Streaming (HTTP) | Resemble

Use the streaming endpoint to start playback as audio is generated. Responses are chunked WAV data so you can progressively feed a player while long-form synthesis completes.

See the streaming demo project for a full reference implementation.

Careful: Streaming requests target dedicated synthesis hosts (see your streaming endpoint in the dashboard). Do not send them to app.resemble.ai.

Endpoint

POST https://f.cluster.resemble.ai/stream

Request Body

Field	Type	Required	Description
`voice_uuid`	string	Yes	Voice to synthesize.
`data`	string	Yes	Text or SSML to synthesize (≤ 2,000 characters; partial SSML support).
`project_uuid`	string	No	Project that will own the generated clip.
`model`	string	No	Model to use for synthesis. Pass `chatterbox-turbo` to use the Turbo model for lower latency and paralinguistic tag support. If not specified, defaults to Chatterbox or Chatterbox Multilingual based on the voice. Note: Chatterbox-Turbo is supported by all Rapid English voices and Pre Built Library voices.
`precision`	string	No	One of `PCM_32`, `PCM_24`, `PCM_16`, or `MULAW`. Defaults to `PCM_32`.
`sample_rate`	number	No	One of `8000`, `16000`, `22050`, `32000`, `44100`, or `48000`. Defaults to `48000`.
`use_hd`	boolean	No	Enables higher-definition synthesis with a small latency trade-off. Defaults to `false`.

Response

The response is a single-channel PCM WAV stream. The first bytes include metadata describing duration and timestamps before audio frames arrive.

Working with the Stream

Read the first chunk to obtain metadata such as duration, grapheme timestamps, and phoneme timestamps.
Continue reading chunks and feed them to your playback pipeline.
Handle the Content-Encoding header if you requested compression.

Try it – Issue a streaming request and pipe the response to a file:

$ curl --output - "https://f.cluster.resemble.ai/stream" \
>   -H "Authorization: Bearer YOUR_API_TOKEN" \
>   -H "Content-Type: application/json" \
>   --data '{
>     "voice_uuid": "YOUR_VOICE_UUID",
>     "data": "Streaming helps deliver synthesized audio before it is finished.",
>     "precision": "PCM_16"
>   }' \
> | ffplay -

WAV Metadata Layout

Resemble annotates WAV headers to expose timing data without additional requests.

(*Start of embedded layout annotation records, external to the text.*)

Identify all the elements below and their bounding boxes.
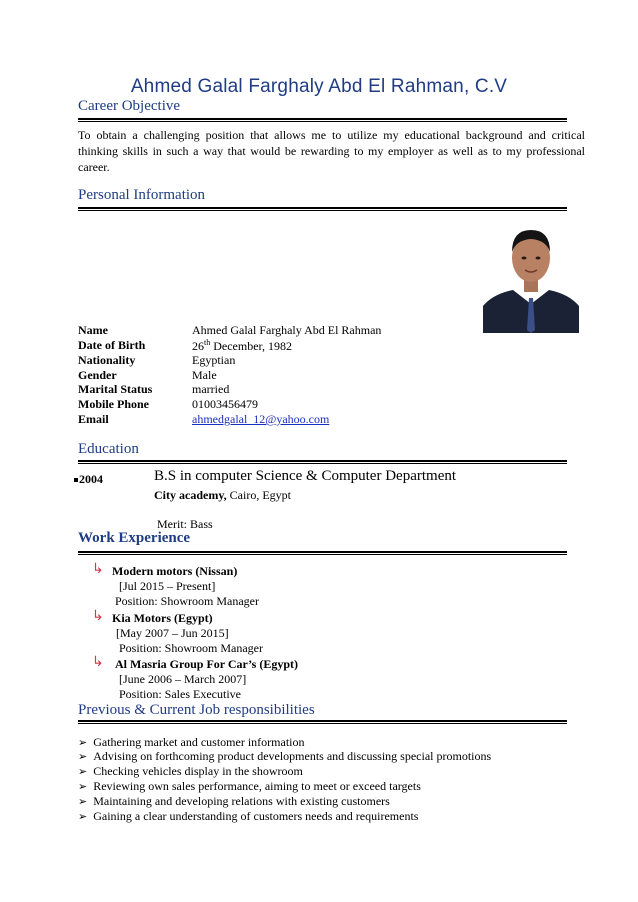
education-merit: Merit: Bass bbox=[157, 517, 213, 531]
arrow-icon: ↳ bbox=[92, 562, 104, 577]
cv-title: Ahmed Galal Farghaly Abd El Rahman, C.V bbox=[130, 76, 508, 97]
list-item-text: Maintaining and developing relations with existing customers bbox=[93, 794, 390, 808]
job-position: Position: Showroom Manager bbox=[115, 594, 259, 608]
list-item bbox=[78, 779, 421, 794]
list-item-text: Advising on forthcoming product developments and discussing special promotions bbox=[93, 749, 492, 763]
marital-status-label: Marital Status bbox=[78, 382, 153, 396]
list-item-text: Reviewing own sales performance, aiming to meet or exceed targets bbox=[93, 779, 421, 793]
mobile-label: Mobile Phone bbox=[78, 397, 149, 411]
personal-info-heading: Personal Information bbox=[78, 187, 206, 203]
education-heading: Education bbox=[78, 441, 139, 457]
nationality-value: Egyptian bbox=[192, 353, 236, 367]
arrow-bullet-icon: ➢ bbox=[78, 781, 88, 793]
work-experience-heading: Work Experience bbox=[78, 530, 191, 546]
school-name: City academy, bbox=[154, 488, 227, 502]
job-period: [May 2007 – Jun 2015] bbox=[116, 626, 229, 640]
arrow-icon: ↳ bbox=[92, 655, 104, 670]
square-bullet-icon bbox=[74, 478, 78, 482]
name-label: Name bbox=[78, 323, 108, 337]
dob-rest: December, 1982 bbox=[210, 339, 293, 353]
list-item bbox=[78, 794, 390, 809]
school-location: Cairo, Egypt bbox=[226, 488, 291, 502]
arrow-bullet-icon: ➢ bbox=[78, 796, 88, 808]
list-item bbox=[78, 809, 418, 824]
list-item-text: Gaining a clear understanding of customers needs and requirements bbox=[93, 809, 419, 823]
dob-label: Date of Birth bbox=[78, 338, 146, 352]
education-degree: B.S in computer Science & Computer Department bbox=[154, 468, 457, 484]
dob-value bbox=[192, 338, 292, 354]
arrow-icon: ↳ bbox=[92, 609, 104, 624]
arrow-bullet-icon: ➢ bbox=[78, 751, 88, 763]
responsibilities-heading: Previous & Current Job responsibilities bbox=[78, 702, 315, 718]
mobile-value: 01003456479 bbox=[192, 397, 258, 411]
section-divider bbox=[78, 551, 567, 555]
job-position: Position: Sales Executive bbox=[119, 687, 241, 701]
gender-value: Male bbox=[192, 368, 217, 382]
list-item bbox=[78, 764, 303, 779]
job-period: [June 2006 – March 2007] bbox=[119, 672, 247, 686]
section-divider bbox=[78, 118, 567, 122]
list-item bbox=[78, 749, 491, 764]
dob-day: 26 bbox=[192, 339, 204, 353]
section-divider bbox=[78, 207, 567, 211]
section-divider bbox=[78, 460, 567, 464]
email-label: Email bbox=[78, 412, 109, 426]
nationality-label: Nationality bbox=[78, 353, 136, 367]
list-item bbox=[78, 735, 304, 750]
dob-suffix: th bbox=[204, 338, 211, 347]
arrow-bullet-icon: ➢ bbox=[78, 811, 88, 823]
arrow-bullet-icon: ➢ bbox=[78, 766, 88, 778]
list-item-text: Checking vehicles display in the showroom bbox=[93, 764, 303, 778]
arrow-bullet-icon: ➢ bbox=[78, 737, 88, 749]
education-year bbox=[74, 472, 103, 487]
education-school bbox=[154, 488, 291, 503]
section-divider bbox=[78, 720, 567, 724]
job-company: Kia Motors (Egypt) bbox=[112, 611, 213, 625]
name-value: Ahmed Galal Farghaly Abd El Rahman bbox=[192, 323, 382, 337]
career-objective-heading: Career Objective bbox=[78, 98, 181, 114]
profile-photo bbox=[483, 218, 579, 333]
career-objective-text: To obtain a challenging position that allows me to utilize my educational background and critical thinking skills in such a way that would be rewarding to my employer as well as to my professional career. bbox=[78, 128, 585, 174]
job-company: Modern motors (Nissan) bbox=[112, 564, 238, 578]
email-link[interactable]: ahmedgalal_12@yahoo.com bbox=[192, 412, 330, 426]
gender-label: Gender bbox=[78, 368, 117, 382]
list-item-text: Gathering market and customer information bbox=[93, 735, 305, 749]
marital-status-value: married bbox=[192, 382, 230, 396]
job-period: [Jul 2015 – Present] bbox=[119, 579, 216, 593]
job-company: Al Masria Group For Car’s (Egypt) bbox=[115, 657, 298, 671]
education-year-text: 2004 bbox=[79, 472, 103, 486]
job-position: Position: Showroom Manager bbox=[119, 641, 263, 655]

File-level metadata in the RIFF and fmt chunks
Grapheme and phoneme cue points in cue, list, and ltxt chunks
PCM audio bytes in the data chunk

Size	Description	Value
4	RIFF ID	`"RIFF"`
4	Remaining file size	`(file size) - 8`
4	RIFF type	`"WAVE"`
4	Format chunk ID	`"fmt "`
4	Chunk data size	`16`
2	Compression code	`1` (PCM)
2	Number of channels	`1`
4	Sample rate	`8000`–`48000`
4	Byte rate	`16000`–`96000`
2	Block align	`2`
2	Bits per sample	`16`

Older models may report the file size as 0xFFFFFFFF. Contact support to upgrade if you see this value.

Cue, List, and LTXT Chunks

cue chunk lists offsets for grapheme and phoneme boundaries.
list chunk (type adtl) groups label data.
Each ltxt chunk pairs a cue ID with either a grapheme ("grph") or phoneme ("phon") label and duration (in samples).

When reading ltxt chunks, align to 2-byte boundaries. If text_length is odd, skip an additional byte before the next chunk.

Data Chunk

Size	Description	Value
4	Data chunk ID	`"data"`
4	Remaining bytes	`wav_length * 2`

After the header metadata, the stream consists of PCM16 samples that you can decode on the fly.